Is Startup Failure Avoidable?
There’s nothing worse than hoping to beat the odds, and not making it. The Small Business Association notes that 9 of 10 founders that you meet will have a bad ending to their startup endeavor, likely before hitting their three-year anniversary.
So the question is – can failure be avoided?
By constantly sharpening the wits of the founder, expanding their business viewpoint, network, customer touch points, and yes, capital, we believe so. We think by holding founders accountable for making changes (or at least attempting to make changes) can keep founder’s brains in the game. We believe by providing founders immersive education opportunities, helpful mentors, and tools to understand and possibly scale their business will allow them to dig into commonly devastating problems and possibly minimize the impact.
Articles like this one by CB Insights (one of our favorite research publications, seriously join their daily newsletter and learn something new, everyday) keeps us education providers thinking over our programs and resources that we provide to early stage startups, to make sure they are relevant and helpful for you. And that’s great for you.
Where we are alarmed is by looking at the top reasons why startups fail and see the changes in reasons. These trends point to the ever-changing environments such as internal drivers, external drivers, policy, accessibility, capital… that today’s and tomorrow’s startups must acknowledge.
So with no further adieu, let’s walk through this trend change that’s happened in 24 months.
The New Failure Pressures
Just read through the two graphics above and let it sink in.
What was obvious to us is that bottom line, ALL STARTUPS need to be paying close attention to CASH. It is certainly alarming that the reason “Ran out of Cash/Failed to Raise Capital” jumped up by 9% in failure rate within 24 months, to take the top spot away from “No Market Need“.

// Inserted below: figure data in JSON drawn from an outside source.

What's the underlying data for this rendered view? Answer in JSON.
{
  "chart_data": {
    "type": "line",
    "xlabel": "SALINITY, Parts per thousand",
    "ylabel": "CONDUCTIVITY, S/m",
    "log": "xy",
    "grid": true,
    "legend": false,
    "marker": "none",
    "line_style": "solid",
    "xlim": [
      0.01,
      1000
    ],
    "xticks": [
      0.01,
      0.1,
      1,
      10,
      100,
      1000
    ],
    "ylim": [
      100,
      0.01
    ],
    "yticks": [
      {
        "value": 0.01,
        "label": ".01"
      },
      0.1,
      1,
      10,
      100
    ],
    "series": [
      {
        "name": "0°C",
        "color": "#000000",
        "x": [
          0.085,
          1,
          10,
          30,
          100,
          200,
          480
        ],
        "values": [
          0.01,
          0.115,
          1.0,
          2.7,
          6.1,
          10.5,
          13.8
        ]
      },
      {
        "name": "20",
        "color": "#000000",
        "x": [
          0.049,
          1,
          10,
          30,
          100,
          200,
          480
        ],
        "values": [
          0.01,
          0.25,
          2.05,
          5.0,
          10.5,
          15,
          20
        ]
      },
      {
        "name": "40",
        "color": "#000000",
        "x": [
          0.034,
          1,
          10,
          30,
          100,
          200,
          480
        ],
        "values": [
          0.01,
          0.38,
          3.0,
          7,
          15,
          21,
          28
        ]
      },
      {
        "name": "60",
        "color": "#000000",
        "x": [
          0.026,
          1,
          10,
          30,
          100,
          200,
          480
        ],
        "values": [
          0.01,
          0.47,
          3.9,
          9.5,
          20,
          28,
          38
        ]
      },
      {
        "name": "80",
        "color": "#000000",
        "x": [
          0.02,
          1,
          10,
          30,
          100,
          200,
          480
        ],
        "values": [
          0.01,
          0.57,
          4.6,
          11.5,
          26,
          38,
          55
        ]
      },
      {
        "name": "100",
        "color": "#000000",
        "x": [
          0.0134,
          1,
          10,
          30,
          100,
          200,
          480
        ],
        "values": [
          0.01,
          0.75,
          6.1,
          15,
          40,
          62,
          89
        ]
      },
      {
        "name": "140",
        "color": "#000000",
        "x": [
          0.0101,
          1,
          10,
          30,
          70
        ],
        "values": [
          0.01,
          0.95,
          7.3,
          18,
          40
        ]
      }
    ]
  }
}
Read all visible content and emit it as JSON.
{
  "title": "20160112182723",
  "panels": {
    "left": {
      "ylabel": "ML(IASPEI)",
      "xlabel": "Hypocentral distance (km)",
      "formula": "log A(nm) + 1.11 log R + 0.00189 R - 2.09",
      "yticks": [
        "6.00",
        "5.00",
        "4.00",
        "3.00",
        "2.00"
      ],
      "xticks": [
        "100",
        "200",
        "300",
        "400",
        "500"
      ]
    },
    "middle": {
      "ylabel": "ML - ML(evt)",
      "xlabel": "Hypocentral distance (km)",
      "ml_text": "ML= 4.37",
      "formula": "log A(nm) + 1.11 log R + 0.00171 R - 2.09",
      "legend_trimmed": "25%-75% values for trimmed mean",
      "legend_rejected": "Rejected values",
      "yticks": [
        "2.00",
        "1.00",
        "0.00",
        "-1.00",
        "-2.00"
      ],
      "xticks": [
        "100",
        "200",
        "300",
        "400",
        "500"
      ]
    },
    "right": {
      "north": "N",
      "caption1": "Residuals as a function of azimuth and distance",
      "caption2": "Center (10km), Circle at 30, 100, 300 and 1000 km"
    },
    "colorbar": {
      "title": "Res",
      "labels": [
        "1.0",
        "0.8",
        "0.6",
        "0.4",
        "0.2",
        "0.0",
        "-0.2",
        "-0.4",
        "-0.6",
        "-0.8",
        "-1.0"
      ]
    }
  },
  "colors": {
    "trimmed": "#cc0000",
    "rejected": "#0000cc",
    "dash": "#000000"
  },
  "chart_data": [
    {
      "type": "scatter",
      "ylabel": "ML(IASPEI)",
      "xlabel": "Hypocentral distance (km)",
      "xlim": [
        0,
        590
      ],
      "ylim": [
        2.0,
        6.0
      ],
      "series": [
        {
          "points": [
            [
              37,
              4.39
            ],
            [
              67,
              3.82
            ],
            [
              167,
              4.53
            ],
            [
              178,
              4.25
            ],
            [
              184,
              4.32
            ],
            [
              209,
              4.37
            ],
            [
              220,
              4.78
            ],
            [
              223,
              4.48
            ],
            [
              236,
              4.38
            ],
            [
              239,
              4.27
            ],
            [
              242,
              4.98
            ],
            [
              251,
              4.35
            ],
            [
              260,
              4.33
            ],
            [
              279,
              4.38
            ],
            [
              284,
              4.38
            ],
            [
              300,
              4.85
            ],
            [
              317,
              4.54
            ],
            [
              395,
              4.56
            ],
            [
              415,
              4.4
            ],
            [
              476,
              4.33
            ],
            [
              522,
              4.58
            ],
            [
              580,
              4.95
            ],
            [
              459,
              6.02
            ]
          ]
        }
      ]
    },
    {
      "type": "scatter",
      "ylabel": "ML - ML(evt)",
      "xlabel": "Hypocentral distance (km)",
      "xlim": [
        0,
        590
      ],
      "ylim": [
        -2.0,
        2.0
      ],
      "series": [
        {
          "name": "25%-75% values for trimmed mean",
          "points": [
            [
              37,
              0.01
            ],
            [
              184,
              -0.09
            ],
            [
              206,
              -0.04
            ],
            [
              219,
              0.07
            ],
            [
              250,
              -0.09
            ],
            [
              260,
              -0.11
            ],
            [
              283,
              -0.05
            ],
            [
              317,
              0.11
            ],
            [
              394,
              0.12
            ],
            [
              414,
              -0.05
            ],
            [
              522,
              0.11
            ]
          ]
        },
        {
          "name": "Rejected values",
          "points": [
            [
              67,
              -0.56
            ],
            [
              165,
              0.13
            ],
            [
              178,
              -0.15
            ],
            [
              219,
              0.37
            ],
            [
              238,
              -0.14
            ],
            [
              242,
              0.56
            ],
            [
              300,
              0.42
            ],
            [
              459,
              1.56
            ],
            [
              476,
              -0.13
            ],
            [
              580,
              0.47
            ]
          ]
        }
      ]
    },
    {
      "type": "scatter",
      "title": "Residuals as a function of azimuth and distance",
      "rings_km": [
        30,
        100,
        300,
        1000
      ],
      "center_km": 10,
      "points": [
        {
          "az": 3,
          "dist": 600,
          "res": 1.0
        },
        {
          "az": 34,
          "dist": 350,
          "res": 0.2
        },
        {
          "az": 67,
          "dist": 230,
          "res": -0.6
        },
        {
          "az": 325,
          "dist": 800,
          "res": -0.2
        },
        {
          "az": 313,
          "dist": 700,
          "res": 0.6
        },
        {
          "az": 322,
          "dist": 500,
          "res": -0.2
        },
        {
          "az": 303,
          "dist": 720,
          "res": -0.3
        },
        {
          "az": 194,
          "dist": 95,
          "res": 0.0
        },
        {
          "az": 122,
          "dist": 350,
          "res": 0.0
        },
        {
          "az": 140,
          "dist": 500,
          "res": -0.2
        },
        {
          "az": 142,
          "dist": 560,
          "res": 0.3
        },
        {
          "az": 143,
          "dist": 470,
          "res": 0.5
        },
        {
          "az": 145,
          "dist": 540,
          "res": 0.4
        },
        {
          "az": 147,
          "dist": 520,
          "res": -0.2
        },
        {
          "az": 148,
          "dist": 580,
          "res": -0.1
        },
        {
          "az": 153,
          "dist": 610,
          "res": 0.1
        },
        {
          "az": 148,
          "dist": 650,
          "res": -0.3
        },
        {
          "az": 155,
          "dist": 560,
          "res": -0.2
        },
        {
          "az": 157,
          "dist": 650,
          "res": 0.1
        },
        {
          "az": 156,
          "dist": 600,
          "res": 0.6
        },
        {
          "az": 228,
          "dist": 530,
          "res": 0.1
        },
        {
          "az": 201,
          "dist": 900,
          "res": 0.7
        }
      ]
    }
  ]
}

Another alarming external pressure that’s moved up the ranks is “Got Outcompeted” from 4th to now 3rd place, gaining 1% in change. Competition certainly has a direct correlation between funding and cash burn because the steeper the incline, the more gas you’ll burn. By selecting easy targets (seriously dissatisfied customers of other products), and designing a cost-controlled market entry approach could soften the cash burn by pulling in revenue.
The only other failure reason that had a significant increase was “Regulatory/Legal Challenges” jumping from 8% to 18% in the same time period. All other reasons appeared to doh-see-doh with each other.
Some positive changes that may have resulted from our lockdowns is that “Not the Right Team” dropped from #3 reason to #7 – which is great news. Perhaps spending countless hours on Zoom and Slack, and feeling empathetic toward each other due to the radical shift in work and life environments really did hone startup culture and alliances for the better.
How can BoomStartup Help?
BoomStartup can’t raise new capital for all of our startups, but we can help with the ubiquitous education about financials and different funding options that best fit your company’s potential and growth rate.
Because we have thousands of startups on our platform, we capture and track the growth and financial situations to use as a guide for how to improve the sustainability of your business – especially during the first three years of creation.
Why? Because we know that this is when businesses must try, test, learn, pivot, and project where each direction can take them. Because this is the time when you’re building your company’s internal compass and culture, and it’s critical to have some support to back you up.
Want to try it out for yourself? Begin by completing our Quarterly Business Survey and we’ll ask you to share your company progress every quarter going forward – providing you with a snapshot and some suggestions to improve your success rate.
Separately, we have a great first-round investment program where we hand-pick the startups that hit a high growth, high potential criteria and then leverage Assure’s SPVs to convene the right accredited angel investors (as well as our parent company) to provide that capital. The beauty of this hybrid syndication approach is that BoomStartup’s SPVs democratize the opportunity to invest into early stage, high-risk, high-reward opportunities.
The outcome from combining these two approaches is to mitigate the pressures from cash mismanagement, and create opportunities to find accredited investors, simultaneously.